Document Type : Research Paper
Authors
1 Assistant Professor of Law Department, Shahid Bahonar University of Kerman, Iran
2 Associate Professor of Law Department, University of Tehran, Iran
Abstract
The law is the reason and guide for human behavior; therefore, it is a normative social practice. But what conditions should a norm have to be called a law and what is its relationship with morality? Is the criterion of being a law, its origin or its content? In response, the school of natural law and legal positivism are two long-standing competing theories. The school of natural law, which is a recommendatory and prescriptive, emphasizes the content, but the positivism, which is descriptive and explanatory, emphasizes the source of the law. Of course, at first, the school of natural law looked for content in religion, but today, individual human rights as the subject and social contract as the process has noticed.
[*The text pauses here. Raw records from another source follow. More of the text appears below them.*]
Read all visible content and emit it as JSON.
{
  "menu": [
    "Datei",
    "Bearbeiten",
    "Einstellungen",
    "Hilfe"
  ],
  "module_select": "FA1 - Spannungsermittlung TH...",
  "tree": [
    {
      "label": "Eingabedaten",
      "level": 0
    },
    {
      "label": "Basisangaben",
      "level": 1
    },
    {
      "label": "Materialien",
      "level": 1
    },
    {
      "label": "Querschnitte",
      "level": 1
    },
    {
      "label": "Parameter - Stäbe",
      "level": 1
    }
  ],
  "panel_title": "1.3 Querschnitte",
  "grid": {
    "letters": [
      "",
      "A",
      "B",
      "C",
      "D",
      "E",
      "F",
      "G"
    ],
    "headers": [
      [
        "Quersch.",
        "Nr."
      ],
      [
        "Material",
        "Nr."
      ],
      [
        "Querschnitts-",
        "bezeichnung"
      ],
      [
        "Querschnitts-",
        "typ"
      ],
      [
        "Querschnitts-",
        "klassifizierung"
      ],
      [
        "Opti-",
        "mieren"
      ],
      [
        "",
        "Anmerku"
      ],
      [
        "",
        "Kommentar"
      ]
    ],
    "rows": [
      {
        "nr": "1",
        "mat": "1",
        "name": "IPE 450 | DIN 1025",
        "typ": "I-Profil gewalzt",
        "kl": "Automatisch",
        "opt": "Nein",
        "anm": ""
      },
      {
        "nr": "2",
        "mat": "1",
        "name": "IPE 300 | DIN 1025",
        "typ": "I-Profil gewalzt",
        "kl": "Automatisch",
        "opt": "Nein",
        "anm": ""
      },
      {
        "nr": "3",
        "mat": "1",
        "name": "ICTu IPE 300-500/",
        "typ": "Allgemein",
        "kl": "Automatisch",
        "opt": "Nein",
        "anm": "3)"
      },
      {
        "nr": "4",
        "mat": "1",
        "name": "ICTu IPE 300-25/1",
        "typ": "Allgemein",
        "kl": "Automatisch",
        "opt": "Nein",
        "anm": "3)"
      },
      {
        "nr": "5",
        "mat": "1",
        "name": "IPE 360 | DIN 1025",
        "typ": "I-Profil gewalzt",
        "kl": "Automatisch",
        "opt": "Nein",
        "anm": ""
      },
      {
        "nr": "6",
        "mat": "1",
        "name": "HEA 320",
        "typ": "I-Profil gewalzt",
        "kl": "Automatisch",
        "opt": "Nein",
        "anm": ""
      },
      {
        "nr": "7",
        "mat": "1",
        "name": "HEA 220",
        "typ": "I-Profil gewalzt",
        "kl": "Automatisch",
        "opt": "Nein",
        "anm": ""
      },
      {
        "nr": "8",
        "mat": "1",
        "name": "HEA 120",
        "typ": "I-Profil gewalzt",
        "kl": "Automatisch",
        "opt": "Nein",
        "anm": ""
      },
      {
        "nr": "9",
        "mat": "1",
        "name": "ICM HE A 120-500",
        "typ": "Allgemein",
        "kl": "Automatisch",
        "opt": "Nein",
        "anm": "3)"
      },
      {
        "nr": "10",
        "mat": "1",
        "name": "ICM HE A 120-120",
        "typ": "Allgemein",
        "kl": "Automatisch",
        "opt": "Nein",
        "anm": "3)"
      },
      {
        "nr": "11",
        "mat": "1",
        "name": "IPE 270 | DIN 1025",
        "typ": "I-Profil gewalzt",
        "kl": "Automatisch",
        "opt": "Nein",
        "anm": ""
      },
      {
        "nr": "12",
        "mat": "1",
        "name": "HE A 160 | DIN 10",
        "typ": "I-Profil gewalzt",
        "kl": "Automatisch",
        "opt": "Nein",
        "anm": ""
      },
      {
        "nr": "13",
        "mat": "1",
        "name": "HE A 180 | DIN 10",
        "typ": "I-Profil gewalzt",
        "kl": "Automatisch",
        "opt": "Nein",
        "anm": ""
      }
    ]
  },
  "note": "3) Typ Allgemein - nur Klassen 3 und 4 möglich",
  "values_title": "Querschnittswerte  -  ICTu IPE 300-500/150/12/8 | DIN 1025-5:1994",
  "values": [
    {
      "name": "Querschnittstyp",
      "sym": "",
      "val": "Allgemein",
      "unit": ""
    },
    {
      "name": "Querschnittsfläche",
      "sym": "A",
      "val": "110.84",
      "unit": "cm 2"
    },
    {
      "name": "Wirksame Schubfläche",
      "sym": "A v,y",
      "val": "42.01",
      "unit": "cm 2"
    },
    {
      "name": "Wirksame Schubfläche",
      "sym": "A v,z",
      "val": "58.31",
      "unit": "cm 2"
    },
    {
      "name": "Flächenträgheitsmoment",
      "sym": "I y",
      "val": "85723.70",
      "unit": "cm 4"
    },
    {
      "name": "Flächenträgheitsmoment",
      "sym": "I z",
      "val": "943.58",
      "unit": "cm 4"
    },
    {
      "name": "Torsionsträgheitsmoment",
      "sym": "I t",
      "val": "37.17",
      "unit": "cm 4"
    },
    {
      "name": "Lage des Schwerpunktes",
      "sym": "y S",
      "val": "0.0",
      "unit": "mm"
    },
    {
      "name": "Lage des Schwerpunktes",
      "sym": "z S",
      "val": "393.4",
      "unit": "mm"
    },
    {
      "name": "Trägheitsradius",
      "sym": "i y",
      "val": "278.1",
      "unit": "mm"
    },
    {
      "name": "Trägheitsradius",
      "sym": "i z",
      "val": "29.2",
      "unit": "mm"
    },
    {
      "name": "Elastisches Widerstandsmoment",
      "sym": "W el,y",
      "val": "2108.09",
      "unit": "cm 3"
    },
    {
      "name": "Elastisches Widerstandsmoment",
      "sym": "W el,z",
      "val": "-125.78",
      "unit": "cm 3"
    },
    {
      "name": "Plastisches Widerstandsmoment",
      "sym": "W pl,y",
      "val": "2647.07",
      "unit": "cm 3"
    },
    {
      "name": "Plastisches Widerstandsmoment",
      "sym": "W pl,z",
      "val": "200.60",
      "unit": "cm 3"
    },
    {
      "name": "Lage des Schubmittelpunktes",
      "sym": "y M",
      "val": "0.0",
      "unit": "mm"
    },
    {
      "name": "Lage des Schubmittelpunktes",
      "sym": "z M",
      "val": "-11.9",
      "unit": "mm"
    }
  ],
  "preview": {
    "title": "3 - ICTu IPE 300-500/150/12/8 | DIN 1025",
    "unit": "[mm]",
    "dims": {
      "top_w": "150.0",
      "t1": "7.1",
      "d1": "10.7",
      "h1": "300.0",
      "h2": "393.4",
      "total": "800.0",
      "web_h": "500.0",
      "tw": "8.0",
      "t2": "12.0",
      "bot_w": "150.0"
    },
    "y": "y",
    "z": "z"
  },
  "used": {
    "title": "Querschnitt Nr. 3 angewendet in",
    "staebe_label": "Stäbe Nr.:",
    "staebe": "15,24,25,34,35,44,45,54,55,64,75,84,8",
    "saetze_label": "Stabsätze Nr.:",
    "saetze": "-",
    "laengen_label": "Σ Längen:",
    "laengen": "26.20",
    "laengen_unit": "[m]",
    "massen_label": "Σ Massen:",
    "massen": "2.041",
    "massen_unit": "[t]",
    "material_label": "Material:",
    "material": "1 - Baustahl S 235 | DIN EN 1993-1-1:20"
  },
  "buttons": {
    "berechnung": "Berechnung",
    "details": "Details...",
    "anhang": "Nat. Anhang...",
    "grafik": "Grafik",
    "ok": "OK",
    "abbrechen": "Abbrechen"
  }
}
The conceptual space of legal positivism is formed by the combination of two theses of social reality and separability, and the separation theory denies any conceptual and content relationship between law and morality. but, Dworkin, by criticizing the separation theory, divided positivism into two opposing camps, soft and hard, and the soft positivism abandoned the separation theory to some extent. But is soft legal positivism compatible with the claim of the authority of the law and its guiding function? Is discovered or invented morality an essential and existential part of the law or is it a criterion for its evaluation? In this article, the mentioned questions are analyzed in order to discover the position of hard and soft legal positivism.